“操作符不能被无条件调用,因为接收者可以为空";迁移到 Dart 空安全后出错 [英] "The operator can’t be unconditionally invoked because the receiver can be null" error after migrating to Dart null-safety
问题描述
我正在升级一个基于 Flutter 框架的个人包.我注意到这里在 Flutter Text 小部件源代码中,有一个空检查:
if (textSpan != null) {properties.add(textSpan!.toDiagnosticsNode(name: 'textSpan', style: DiagnosticsTreeStyle.transition));}
然而,textSpan!
仍在使用 !
运算符.不应该将 textSpan
提升为不可为 null 的类型而不必使用 !
运算符吗?但是,尝试删除运算符会出现以下错误:
值可以为空"的表达式必须先进行空检查,然后才能取消引用.尝试在取消引用之前检查该值是否为空".
这是一个独立的例子:
class MyClass {细绳?_myString;字符串获取 myString {如果(_myString == null){返回 '';}返回_myString;//<-- 此处出错}}
我收到一个编译时错误:
<块引用>错误:'String?' 类型的值无法从函数myString"返回,因为它的返回类型为String".
或者,如果我尝试获取 _mySting.length
,我会收到以下错误:
无法无条件访问属性length",因为接收者可以为null".
我认为进行 null 检查会将 _myString
提升为不可为 null 的类型.为什么不呢?
我的问题已在 GitHub 上解决,因此我将在下面发布答案.
Dart 工程师 Erik Ernst 在 GitHub 上说:
<块引用>类型提升只适用于局部变量.... 实例变量的提升是不合理的,因为它可能被 getter 覆盖,该 getter 运行计算并在每次调用时返回不同的对象.参见dart-lang/language#1188 讨论类似于类型的机制推广但基于动态检查,并提供一些相关讨论的链接.
所以本地类型推广有效:
String myMethod(String? myString) {如果(myString == null){返回 '';}返回我的字符串;}
但是实例变量不提升.为此,您需要使用 !
运算符手动告诉 Dart 在这种情况下您确定实例变量不为空:
class MyClass {细绳?_myString;字符串 myMethod() {如果(_myString == null){返回 '';}返回 _myString!;}}
I'm upgrading a personal package that is based on the Flutter framework. I noticed here in the Flutter Text widget source code that there is a null check:
if (textSpan != null) {
properties.add(textSpan!.toDiagnosticsNode(name: 'textSpan', style: DiagnosticsTreeStyle.transition));
}
However, textSpan!
is still using the !
operator. Shouldn't textSpan
be promoted to a non-nullable type without having to use the !
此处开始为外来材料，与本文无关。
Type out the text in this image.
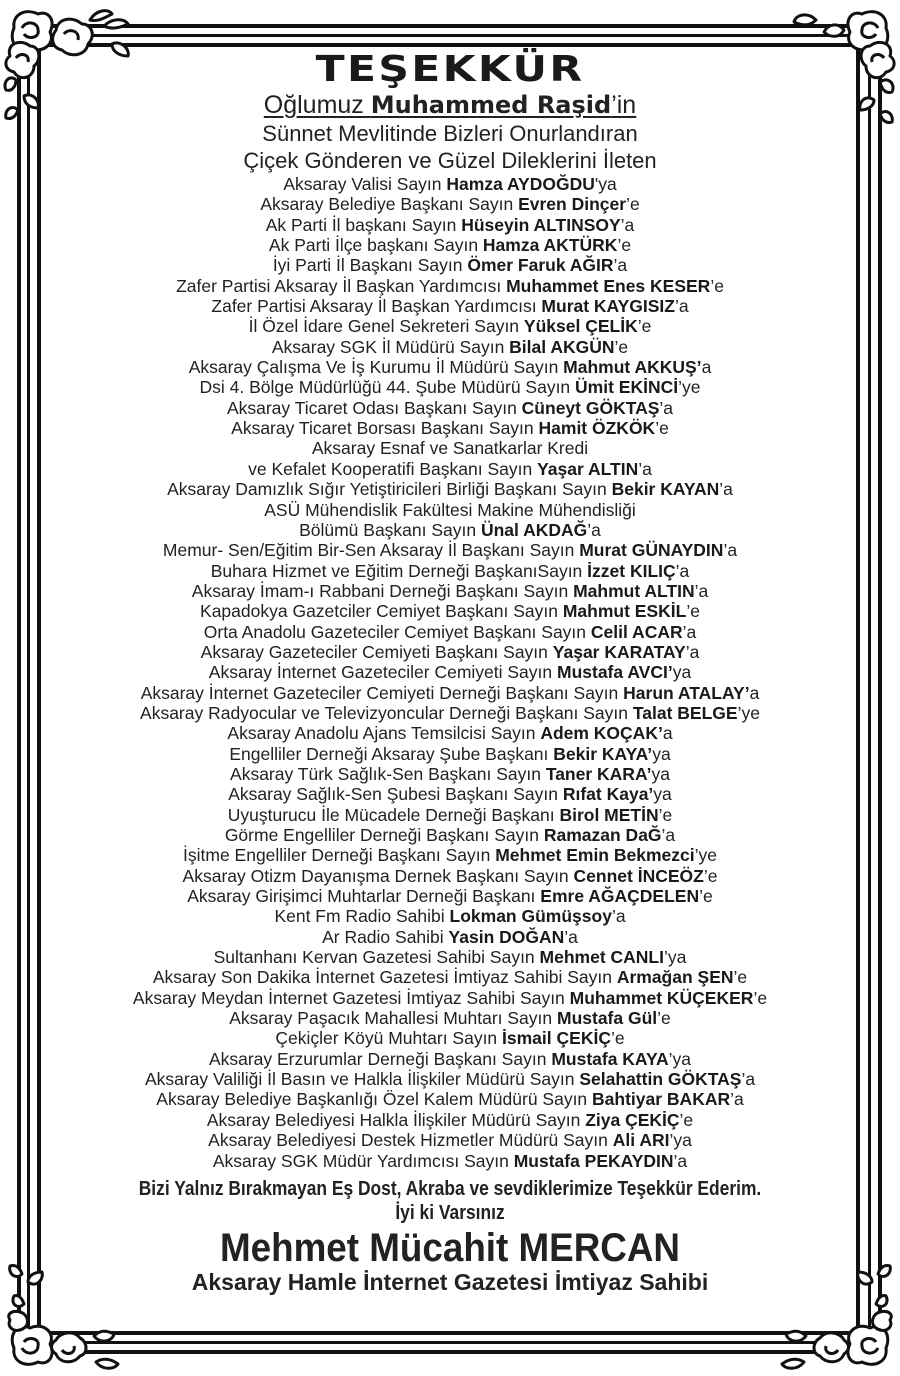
TEŞEKKÜR
Oğlumuz Muhammed Raşid’in
Sünnet Mevlitinde Bizleri Onurlandıran
Çiçek Gönderen ve Güzel Dileklerini İleten
Aksaray Valisi Sayın Hamza AYDOĞDU'ya
Aksaray Belediye Başkanı Sayın Evren Dinçer’e
Ak Parti İl başkanı Sayın Hüseyin ALTINSOY’a
Ak Parti İlçe başkanı Sayın Hamza AKTÜRK’e
İyi Parti İl Başkanı Sayın Ömer Faruk AĞIR’a
Zafer Partisi Aksaray İl Başkan Yardımcısı Muhammet Enes KESER’e
Zafer Partisi Aksaray İl Başkan Yardımcısı Murat KAYGISIZ’a
İl Özel İdare Genel Sekreteri Sayın Yüksel ÇELİK’e
Aksaray SGK İl Müdürü Sayın Bilal AKGÜN’e
Aksaray Çalışma Ve İş Kurumu İl Müdürü Sayın Mahmut AKKUŞ’a
Dsi 4. Bölge Müdürlüğü 44. Şube Müdürü Sayın Ümit EKİNCİ’ye
Aksaray Ticaret Odası Başkanı Sayın Cüneyt GÖKTAŞ’a
Aksaray Ticaret Borsası Başkanı Sayın Hamit ÖZKÖK’e
Aksaray Esnaf ve Sanatkarlar Kredi
ve Kefalet Kooperatifi Başkanı Sayın Yaşar ALTIN’a
Aksaray Damızlık Sığır Yetiştiricileri Birliği Başkanı Sayın Bekir KAYAN’a
ASÜ Mühendislik Fakültesi Makine Mühendisliği
Bölümü Başkanı Sayın Ünal AKDAĞ’a
Memur- Sen/Eğitim Bir-Sen Aksaray İl Başkanı Sayın Murat GÜNAYDIN’a
Buhara Hizmet ve Eğitim Derneği BaşkanıSayın İzzet KILIÇ’a
Aksaray İmam-ı Rabbani Derneği Başkanı Sayın Mahmut ALTIN’a
Kapadokya Gazetciler Cemiyet Başkanı Sayın Mahmut ESKİL’e
Orta Anadolu Gazeteciler Cemiyet Başkanı Sayın Celil ACAR’a
Aksaray Gazeteciler Cemiyeti Başkanı Sayın Yaşar KARATAY’a
Aksaray İnternet Gazeteciler Cemiyeti Sayın Mustafa AVCI’ya
Aksaray İnternet Gazeteciler Cemiyeti Derneği Başkanı Sayın Harun ATALAY’a
Aksaray Radyocular ve Televizyoncular Derneği Başkanı Sayın Talat BELGE’ye
Aksaray Anadolu Ajans Temsilcisi Sayın Adem KOÇAK’a
Engelliler Derneği Aksaray Şube Başkanı Bekir KAYA’ya
Aksaray Türk Sağlık-Sen Başkanı Sayın Taner KARA’ya
Aksaray Sağlık-Sen Şubesi Başkanı Sayın Rıfat Kaya’ya
Uyuşturucu İle Mücadele Derneği Başkanı Birol METİN’e
Görme Engelliler Derneği Başkanı Sayın Ramazan DaĞ’a
İşitme Engelliler Derneği Başkanı Sayın Mehmet Emin Bekmezci’ye
Aksaray Otizm Dayanışma Dernek Başkanı Sayın Cennet İNCEÖZ’e
Aksaray Girişimci Muhtarlar Derneği Başkanı Emre AĞAÇDELEN’e
Kent Fm Radio Sahibi Lokman Gümüşsoy’a
Ar Radio Sahibi Yasin DOĞAN’a
Sultanhanı Kervan Gazetesi Sahibi Sayın Mehmet CANLI’ya
Aksaray Son Dakika İnternet Gazetesi İmtiyaz Sahibi Sayın Armağan ŞEN’e
Aksaray Meydan İnternet Gazetesi İmtiyaz Sahibi Sayın Muhammet KÜÇEKER’e
Aksaray Paşacık Mahallesi Muhtarı Sayın Mustafa Gül’e
Çekiçler Köyü Muhtarı Sayın İsmail ÇEKİÇ’e
Aksaray Erzurumlar Derneği Başkanı Sayın Mustafa KAYA’ya
Aksaray Valiliği İl Basın ve Halkla İlişkiler Müdürü Sayın Selahattin GÖKTAŞ’a
Aksaray Belediye Başkanlığı Özel Kalem Müdürü Sayın Bahtiyar BAKAR’a
Aksaray Belediyesi Halkla İlişkiler Müdürü Sayın Ziya ÇEKİÇ’e
Aksaray Belediyesi Destek Hizmetler Müdürü Sayın Ali ARI’ya
Aksaray SGK Müdür Yardımcısı Sayın Mustafa PEKAYDIN’a
Bizi Yalnız Bırakmayan Eş Dost, Akraba ve sevdiklerimize Teşekkür Ederim.
İyi ki Varsınız
Mehmet Mücahit MERCAN
Aksaray Hamle İnternet Gazetesi İmtiyaz Sahibi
operator? However, trying to remove the operator gives the following error:
An expression whose value can be 'null' must be null-checked before it can be dereferenced. Try checking that the value isn't 'null' before dereferencing it.
Here is a self-contained example:
class MyClass {
String? _myString;
String get myString {
if (_myString == null) {
return '';
}
return _myString; // <-- error here
}
}
I get a compile-time error:
Error: A value of type 'String?' can't be returned from function 'myString' because it has a return type of 'String'.
Or if I try to get _mySting.length
I get the following error:
The property 'length' can't be unconditionally accessed because the receiver can be 'null'.
I thought doing the null check would promote _myString
to a non-nullable type. Why doesn't it?
My question was solved on GitHub so I'm posting an answer below.
Dart engineer Erik Ernst says on GitHub:
Type promotion is only applicable to local variables. ... Promotion of an instance variable is not sound, because it could be overridden by a getter that runs a computation and returns a different object each time it is invoked. Cf. dart-lang/language#1188 for discussions about a mechanism which is similar to type promotion but based on dynamic checks, with some links to related discussions.
So local type promotion works:
String myMethod(String? myString) {
if (myString == null) {
return '';
}
return myString;
}
But instance variables don't promote. For that you need to manually tell Dart that you are sure that the instance variable isn't null in this case by using the !
operator:
class MyClass {
String? _myString;
String myMethod() {
if (_myString == null) {
return '';
}
return _myString!;
}
}
这篇关于“操作符不能被无条件调用,因为接收者可以为空";迁移到 Dart 空安全后出错的文章就介绍到这了,希望我们推荐的答案对大家有所帮助,也希望大家多多支持IT屋!